Als Hans die junge und schöne Stiefmutter seines Schulfreunds Hellmut Quandt kennenlernt, ahnt er noch nicht, welche Rolle Magda in seinem Leben spielen wird, für ihn persönlich, aber auch Jahre später als fanatische Nationalsozialistin und Vorzeigemutter des »Dritten Reichs«. Noch ist die Weimarer Republik im Aufbruch und Hans so heftig wie hoffnungslos in Hellmut verliebt. Doch nach einem Unglücksfall beginnen Hans und Magda eine Affäre, von der sie sich Trost und Vorteile versprechen: Sie will aus ihrer Ehe ausbrechen, er seine Homosexualität verbergen. Erst als Magda Joseph Goebbels kennenlernt und der NSDAP beitritt, kommt es zwischen Hans und ihr zum Bruch. Während Magda mit ihren Kindern bald in der Wochenschau auftritt, gerät Hans zunehmend in Gefahr. Ein Roman, der über zwanzig Jahre den Weg zweier Menschen und eines Landes erzählt, der nicht unausweichlich war.
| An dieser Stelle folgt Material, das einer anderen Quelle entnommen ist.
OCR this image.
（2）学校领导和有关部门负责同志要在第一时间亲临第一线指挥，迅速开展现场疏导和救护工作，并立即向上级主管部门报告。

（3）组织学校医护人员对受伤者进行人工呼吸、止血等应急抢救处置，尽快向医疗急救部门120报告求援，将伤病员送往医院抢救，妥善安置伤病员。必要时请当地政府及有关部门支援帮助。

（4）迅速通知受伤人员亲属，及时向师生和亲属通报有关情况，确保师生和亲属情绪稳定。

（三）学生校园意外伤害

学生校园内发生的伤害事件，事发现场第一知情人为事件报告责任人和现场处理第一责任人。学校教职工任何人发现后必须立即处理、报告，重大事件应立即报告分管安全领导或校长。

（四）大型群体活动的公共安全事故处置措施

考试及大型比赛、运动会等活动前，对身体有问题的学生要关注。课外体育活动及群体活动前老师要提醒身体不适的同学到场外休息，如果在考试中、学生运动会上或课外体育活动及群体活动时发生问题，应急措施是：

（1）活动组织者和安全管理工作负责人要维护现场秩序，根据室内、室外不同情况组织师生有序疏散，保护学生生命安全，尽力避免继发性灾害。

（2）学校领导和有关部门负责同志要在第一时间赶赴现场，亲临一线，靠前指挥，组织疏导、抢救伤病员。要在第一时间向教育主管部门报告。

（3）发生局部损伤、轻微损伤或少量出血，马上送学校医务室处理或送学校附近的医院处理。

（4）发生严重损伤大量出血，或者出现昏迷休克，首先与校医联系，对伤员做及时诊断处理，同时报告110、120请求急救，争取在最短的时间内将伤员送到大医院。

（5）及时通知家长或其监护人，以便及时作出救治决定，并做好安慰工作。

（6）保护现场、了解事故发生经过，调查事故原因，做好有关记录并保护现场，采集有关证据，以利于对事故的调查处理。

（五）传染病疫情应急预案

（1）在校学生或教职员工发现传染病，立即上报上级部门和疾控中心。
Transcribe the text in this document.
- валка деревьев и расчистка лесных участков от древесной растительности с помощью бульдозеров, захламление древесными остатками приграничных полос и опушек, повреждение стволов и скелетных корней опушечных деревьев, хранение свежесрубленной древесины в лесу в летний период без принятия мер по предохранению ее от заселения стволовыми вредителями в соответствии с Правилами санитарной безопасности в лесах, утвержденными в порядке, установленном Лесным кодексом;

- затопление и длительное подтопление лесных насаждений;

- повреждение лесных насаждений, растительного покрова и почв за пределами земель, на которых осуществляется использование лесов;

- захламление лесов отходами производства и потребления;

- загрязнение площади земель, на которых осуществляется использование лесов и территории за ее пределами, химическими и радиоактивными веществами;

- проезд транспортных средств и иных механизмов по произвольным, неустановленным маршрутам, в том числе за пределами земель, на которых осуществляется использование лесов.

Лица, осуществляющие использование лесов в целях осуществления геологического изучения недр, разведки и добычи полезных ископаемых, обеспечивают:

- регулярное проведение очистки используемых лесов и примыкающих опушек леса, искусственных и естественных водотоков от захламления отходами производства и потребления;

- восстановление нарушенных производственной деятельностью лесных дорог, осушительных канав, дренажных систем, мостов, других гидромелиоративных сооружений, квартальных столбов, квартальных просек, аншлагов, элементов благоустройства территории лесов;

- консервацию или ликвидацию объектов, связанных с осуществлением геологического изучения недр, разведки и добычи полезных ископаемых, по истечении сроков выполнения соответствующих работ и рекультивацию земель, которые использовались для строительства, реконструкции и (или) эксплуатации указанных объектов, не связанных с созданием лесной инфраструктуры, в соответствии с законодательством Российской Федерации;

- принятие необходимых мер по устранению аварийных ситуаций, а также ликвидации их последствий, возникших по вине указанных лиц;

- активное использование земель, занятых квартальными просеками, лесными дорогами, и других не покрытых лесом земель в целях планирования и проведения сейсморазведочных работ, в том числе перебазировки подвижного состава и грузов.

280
Nora Bossong zeichnet in ihrem neuen Roman das intensive Porträt der Frau, die Magda Goebbels wurde, und ihres jungen Liebhabers. Zwei Menschen in der Maschinerie der historischen Ereignisse, unterschiedlich verstrickt, unterschiedlich schuldig geworden. Auch an sich selbst.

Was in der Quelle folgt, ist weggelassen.